Now that Donald Trump is officially running for president again in the least surprising announcement since House of the Dragon was renewed for season two, the world stops and wonders: will two bad neighbors Ivanka Trump and Jared Kushner move from one mansion in Florida to another mansion in Washington D.C. if he wins! Uh, no.
“This time around, I am choosing to prioritize my young children and the private life we are creating as a family,” Ivanka wrote in a statement following Trump’s campaign kickoff event. “I do not plan to be involved in politics. While I will always love and support my father, going forward I will do so outside the political arena.” What she left out was that their decision to stay away from the nation’s capital was due, in part, to Game of Thrones.
From a Vanity Fair profile about Ivanka and Jared’s domesticated life:
They’d just gotten to the episode when King Robert pays a visit to Ned Stark, his good, honorable, loyal, surrogate brother and close counselor. It had been Stark who served as general in the key battles that made Robert king. Stark, too, by this point in the season, had settled into life with his wife and five children. He was content. He needed nothing. He had his family and his fiefdom. King Robert, less so. He wanted Stark back in the fold, as his protector in King’s Landing. The king made pleas and promises. Stark thought about turning him down. Why would he give up a good thing Stark relents; the pull and the power are too strong. “Yes” is the only answer.

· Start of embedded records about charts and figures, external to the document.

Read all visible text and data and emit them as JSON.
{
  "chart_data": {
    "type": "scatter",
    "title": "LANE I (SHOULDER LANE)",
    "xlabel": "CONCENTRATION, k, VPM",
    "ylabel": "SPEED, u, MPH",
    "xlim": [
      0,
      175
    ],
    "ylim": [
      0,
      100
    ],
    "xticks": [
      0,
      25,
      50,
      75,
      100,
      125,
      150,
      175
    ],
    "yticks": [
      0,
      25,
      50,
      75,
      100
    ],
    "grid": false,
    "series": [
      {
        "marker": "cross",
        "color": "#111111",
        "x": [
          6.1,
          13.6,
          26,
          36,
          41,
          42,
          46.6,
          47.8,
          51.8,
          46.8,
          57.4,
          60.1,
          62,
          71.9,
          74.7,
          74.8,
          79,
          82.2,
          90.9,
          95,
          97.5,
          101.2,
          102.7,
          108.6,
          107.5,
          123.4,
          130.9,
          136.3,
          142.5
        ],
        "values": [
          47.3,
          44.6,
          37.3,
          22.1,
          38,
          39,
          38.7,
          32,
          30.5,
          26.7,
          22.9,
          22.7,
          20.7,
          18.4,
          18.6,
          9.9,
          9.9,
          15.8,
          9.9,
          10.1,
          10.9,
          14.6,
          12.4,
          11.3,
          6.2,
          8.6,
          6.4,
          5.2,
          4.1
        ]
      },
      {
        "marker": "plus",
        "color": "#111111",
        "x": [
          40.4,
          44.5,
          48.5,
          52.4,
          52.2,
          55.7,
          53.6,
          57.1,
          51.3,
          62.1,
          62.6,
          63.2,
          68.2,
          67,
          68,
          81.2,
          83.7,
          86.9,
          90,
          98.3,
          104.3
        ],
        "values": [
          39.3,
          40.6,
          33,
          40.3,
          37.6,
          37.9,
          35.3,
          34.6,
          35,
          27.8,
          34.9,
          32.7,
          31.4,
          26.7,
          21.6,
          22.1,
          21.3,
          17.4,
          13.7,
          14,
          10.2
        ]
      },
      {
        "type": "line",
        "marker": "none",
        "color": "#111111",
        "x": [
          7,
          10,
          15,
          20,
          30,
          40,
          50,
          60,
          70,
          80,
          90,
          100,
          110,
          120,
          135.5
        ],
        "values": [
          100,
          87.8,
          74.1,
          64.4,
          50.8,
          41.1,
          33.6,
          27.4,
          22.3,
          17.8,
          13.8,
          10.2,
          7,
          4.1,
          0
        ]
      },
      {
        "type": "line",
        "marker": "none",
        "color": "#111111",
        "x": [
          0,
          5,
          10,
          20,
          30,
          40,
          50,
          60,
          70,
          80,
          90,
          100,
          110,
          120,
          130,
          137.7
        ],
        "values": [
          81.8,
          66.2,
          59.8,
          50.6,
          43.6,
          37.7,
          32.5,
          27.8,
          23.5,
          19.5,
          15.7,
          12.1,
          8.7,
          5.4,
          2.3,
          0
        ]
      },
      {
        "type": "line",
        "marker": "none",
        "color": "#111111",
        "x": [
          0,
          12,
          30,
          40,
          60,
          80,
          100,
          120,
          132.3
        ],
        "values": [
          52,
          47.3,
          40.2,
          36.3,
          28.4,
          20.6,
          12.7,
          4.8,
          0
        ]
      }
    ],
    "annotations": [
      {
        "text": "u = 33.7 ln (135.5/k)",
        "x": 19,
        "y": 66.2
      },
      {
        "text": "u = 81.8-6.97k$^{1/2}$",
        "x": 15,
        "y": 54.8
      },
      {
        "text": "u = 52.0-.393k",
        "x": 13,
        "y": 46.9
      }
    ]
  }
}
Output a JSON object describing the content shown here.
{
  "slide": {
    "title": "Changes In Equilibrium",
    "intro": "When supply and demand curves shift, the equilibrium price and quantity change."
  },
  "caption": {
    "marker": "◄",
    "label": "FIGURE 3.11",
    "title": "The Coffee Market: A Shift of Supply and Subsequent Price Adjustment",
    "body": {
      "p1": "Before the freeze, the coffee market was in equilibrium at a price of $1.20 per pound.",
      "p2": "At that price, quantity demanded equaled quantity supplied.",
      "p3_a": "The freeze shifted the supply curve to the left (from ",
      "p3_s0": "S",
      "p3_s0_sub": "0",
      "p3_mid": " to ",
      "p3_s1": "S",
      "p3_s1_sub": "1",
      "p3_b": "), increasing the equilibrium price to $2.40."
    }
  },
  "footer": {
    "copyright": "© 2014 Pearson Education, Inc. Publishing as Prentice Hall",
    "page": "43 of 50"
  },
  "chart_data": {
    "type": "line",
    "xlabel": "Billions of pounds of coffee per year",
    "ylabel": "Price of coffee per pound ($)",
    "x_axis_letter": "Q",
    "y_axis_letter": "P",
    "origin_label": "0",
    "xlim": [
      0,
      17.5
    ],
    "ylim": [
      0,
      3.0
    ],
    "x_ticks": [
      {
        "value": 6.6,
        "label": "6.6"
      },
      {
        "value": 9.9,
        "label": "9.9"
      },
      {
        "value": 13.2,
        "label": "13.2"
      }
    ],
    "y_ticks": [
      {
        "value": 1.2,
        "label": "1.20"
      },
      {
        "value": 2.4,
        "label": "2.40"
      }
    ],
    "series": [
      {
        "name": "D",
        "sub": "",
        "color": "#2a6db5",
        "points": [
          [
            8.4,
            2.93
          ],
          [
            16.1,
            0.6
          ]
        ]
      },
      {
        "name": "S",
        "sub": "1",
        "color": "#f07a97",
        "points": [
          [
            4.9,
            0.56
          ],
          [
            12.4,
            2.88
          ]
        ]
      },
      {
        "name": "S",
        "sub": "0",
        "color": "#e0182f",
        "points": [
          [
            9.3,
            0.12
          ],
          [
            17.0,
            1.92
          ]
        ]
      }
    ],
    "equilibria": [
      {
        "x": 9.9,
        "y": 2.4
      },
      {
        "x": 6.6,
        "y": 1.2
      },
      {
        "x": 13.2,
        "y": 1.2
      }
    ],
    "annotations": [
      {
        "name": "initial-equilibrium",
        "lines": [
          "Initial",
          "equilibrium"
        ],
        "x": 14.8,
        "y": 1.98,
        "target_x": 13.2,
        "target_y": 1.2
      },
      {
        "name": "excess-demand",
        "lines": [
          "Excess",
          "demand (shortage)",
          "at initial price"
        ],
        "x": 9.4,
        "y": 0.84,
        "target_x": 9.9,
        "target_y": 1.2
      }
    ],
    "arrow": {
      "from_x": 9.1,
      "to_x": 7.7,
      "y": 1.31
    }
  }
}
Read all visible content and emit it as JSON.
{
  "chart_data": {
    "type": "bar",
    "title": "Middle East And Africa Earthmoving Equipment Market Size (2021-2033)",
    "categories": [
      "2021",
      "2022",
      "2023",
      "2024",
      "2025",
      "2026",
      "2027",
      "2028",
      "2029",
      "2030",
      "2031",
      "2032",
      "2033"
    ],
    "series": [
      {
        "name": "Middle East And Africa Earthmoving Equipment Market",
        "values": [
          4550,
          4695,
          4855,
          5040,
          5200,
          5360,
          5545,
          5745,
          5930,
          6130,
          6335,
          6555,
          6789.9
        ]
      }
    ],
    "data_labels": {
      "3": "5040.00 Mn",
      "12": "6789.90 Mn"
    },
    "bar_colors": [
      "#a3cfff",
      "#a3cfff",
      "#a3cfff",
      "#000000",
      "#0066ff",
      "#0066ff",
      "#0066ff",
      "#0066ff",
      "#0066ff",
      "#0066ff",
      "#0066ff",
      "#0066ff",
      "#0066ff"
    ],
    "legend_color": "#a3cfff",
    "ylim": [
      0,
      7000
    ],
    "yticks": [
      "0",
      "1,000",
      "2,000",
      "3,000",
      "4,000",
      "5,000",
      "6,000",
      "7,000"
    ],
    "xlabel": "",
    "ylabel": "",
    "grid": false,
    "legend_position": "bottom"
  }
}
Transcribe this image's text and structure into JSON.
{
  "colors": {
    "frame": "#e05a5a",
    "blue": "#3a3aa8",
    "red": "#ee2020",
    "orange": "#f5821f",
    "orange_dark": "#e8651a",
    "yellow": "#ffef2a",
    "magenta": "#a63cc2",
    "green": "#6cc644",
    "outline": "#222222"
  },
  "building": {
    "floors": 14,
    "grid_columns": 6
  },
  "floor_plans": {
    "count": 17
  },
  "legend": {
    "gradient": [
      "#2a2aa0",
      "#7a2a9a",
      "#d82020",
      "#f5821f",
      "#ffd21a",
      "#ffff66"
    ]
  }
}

“Don’t f*cking do it, Ned!” Kushner yelled at the screen, knowing what happens to Ned by the end of the season. “Don’t f*cking do it!” That’s the story Kushner has “taken to telling friends who ask whether or not he and Ivanka Trump would go back to Washington should their king win in 2024,” according to Vanity Fair. It’s some real “fool me once, shame on you; fool me twice, shame on me” reasoning, except in this case, the fooling involves a mob storming the capitol, attempting to overturn a legal election, and some seriously shady business interactions. Thanks, Ned Stark!